Yes, probably. But that doesn't solve the above concern.

So making it seem, to the Lisp code, like the multiple related islands
don't have anything (for some definition of "anything") between them is
not a priority?

By "related", I think you mean the same thing I meaan by "chained" - the
three ruby mode lines enclosed in <%...%> in your example below, would be
chained together by the super mode.

Yes, we can call them chained. As long as it doesn't imply anything about any presence of islands of other types between them.

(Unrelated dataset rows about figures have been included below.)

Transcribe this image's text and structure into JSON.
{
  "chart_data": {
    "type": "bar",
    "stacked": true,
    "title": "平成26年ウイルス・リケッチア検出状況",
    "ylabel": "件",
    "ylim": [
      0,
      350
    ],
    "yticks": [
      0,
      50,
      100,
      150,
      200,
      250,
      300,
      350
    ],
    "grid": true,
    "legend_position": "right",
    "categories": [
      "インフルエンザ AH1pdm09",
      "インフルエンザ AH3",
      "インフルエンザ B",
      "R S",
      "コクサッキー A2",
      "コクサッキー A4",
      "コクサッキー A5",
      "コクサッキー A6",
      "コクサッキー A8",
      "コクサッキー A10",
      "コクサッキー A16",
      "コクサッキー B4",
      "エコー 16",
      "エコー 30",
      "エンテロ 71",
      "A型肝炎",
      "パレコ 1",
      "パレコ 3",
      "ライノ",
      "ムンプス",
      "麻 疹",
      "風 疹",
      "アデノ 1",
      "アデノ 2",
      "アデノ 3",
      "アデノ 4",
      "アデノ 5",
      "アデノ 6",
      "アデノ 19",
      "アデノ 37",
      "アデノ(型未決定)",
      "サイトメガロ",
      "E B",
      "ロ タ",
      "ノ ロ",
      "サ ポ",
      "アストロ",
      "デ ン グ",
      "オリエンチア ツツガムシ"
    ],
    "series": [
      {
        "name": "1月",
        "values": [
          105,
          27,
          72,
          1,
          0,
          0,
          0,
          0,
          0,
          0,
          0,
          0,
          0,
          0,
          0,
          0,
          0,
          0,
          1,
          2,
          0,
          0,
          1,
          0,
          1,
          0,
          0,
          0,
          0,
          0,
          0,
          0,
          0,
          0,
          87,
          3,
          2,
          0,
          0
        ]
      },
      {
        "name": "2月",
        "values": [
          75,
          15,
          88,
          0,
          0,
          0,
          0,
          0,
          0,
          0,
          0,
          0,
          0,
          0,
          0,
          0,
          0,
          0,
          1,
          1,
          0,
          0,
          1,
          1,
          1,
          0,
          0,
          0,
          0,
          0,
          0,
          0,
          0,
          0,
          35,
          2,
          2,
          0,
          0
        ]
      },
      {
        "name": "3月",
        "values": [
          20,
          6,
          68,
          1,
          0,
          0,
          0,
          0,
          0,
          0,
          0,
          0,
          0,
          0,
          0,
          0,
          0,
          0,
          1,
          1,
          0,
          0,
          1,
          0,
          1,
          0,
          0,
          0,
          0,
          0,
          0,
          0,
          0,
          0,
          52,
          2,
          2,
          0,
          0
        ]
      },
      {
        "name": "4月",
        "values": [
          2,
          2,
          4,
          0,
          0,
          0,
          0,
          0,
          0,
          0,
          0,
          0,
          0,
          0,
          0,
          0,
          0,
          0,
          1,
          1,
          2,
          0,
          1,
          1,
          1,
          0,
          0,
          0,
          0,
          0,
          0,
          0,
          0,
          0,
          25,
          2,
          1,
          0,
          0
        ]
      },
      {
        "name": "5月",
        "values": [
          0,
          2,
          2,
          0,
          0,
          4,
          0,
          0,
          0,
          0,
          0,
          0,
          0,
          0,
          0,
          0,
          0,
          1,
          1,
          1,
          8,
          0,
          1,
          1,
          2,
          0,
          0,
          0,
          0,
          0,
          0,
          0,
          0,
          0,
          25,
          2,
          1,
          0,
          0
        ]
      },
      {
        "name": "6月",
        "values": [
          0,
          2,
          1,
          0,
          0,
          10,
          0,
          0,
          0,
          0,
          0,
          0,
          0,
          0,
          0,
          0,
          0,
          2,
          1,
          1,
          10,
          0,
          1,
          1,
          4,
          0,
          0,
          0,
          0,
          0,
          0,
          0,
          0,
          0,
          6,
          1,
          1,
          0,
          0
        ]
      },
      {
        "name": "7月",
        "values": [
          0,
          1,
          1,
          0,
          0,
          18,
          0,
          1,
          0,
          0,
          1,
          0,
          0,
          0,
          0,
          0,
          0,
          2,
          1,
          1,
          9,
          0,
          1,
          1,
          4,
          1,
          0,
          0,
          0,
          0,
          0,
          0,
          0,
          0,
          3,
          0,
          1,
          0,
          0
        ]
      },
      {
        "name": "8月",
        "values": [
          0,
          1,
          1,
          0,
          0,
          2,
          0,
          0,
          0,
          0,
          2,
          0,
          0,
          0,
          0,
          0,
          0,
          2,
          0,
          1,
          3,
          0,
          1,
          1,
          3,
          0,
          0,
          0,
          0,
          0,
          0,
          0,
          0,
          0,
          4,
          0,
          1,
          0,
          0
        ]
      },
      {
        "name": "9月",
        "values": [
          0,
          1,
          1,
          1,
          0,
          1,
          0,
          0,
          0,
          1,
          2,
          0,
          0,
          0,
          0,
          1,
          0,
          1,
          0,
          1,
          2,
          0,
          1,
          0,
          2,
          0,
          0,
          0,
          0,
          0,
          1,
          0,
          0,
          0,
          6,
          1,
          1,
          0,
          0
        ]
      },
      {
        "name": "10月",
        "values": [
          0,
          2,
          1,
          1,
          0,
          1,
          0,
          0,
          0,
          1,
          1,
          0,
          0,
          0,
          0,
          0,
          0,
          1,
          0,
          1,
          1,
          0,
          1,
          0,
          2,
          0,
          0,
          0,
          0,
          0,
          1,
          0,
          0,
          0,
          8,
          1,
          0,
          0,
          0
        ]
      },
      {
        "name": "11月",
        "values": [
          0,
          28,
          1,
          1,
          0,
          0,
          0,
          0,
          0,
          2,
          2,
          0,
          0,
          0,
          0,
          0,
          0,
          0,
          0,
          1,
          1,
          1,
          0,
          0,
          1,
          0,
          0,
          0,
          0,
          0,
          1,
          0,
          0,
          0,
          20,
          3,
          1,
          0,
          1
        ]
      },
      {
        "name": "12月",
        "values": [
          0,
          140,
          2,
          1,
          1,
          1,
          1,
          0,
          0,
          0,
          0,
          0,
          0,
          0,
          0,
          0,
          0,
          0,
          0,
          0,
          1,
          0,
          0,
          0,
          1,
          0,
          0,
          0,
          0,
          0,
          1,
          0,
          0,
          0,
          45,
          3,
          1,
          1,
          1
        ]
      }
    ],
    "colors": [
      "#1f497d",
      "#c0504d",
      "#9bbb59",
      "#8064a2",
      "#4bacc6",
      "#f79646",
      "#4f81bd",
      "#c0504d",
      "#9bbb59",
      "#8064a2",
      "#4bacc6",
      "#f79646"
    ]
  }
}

Here's an example of ERB code Vitalie brought up recently:

<% if foo %>
   <%= bar(boo) %>
<% end %>

The parts of the buffer between %'s would be Ruby islands. The
suggestion was to use the value returned by the indentation function in
the second island (second line) to indent the "real" buffer contents.

The question seems to be, are we indenting in the super mode or in each
island?  The answer seems to be you'd want to indent in the super mode
here, I think.

Indentation in the super mode would look like this:

  <% if foo %>
  <%= bar(boo) %>
  <% end %>

which is not what we'd really want. But yes, a good solution would take html-mode's indentation logic as a base, and modify it with the indentation offsets provided by the islands.

But: neither of the islands contains a newline. If they are combined in
the most straightforward way, the Ruby line will be 'if foo bar(boo)',
and its indentation would be not what we're looking for. I think the
current ways to look for a newline,

   (progn (skip-syntax-backward " ")
          (eq (char-before ?\n))

or

   (looking-at "\\s-$")

will fail to work. Also note that neither of the two islands in this
example contains the newline in question.

Two?  Don't you mean three, here?  Is this a minor mistake in your
counting or am I missing something important because I don't grok ruby?

The mistake would be mine, but really, I'm just talking about the first two. We're discussing the indentation of the second line. The third one is just here to make the example look more complete.

The "not chained" idea would require some explanation.

For example, islands in a shell script which were individual AWK scripts
would not be chained together.  But the three (?two) lines of ruby in the
example above would be chained together.  I think we need to work this
out more precisely.

Makes sense.

For example, in the three ruby line scenario above, is there any variable
you can think of for which it would be advantageous to have a binding
for each island rather than a shared binding for the set of three (?two)?

Not off the top of my head. Maybe there's none.

I'm kind of envisioning successive `forward-char's moving from the end
of "<% if foo %>" to the beginning of "<%= bar(boo) %>", or even from
the end of "if foo" to the beginning of "bar(boo)".  How does this sound?

Sounds like what I've calling option A above. Basically, my vague concerns are:

- Performance (checking islands boundaries in each primitive must incur overhead, even when there are no islands). - Code complexity: new code paths that might be exercised not very often in the future. Hence, they could be prone to breakage. A dedicated test suite would help with that, though.

Also, think back to the problem of the absence of newlines in the Ruby islands in the above example. The indentation engine needs them, and it might be harder to make newlines appear both inside and outside of the Ruby islands (the html-mode indentation code needs them too, I'd wager). This is where option B has another advantage, aside from (probably) being easier to implement.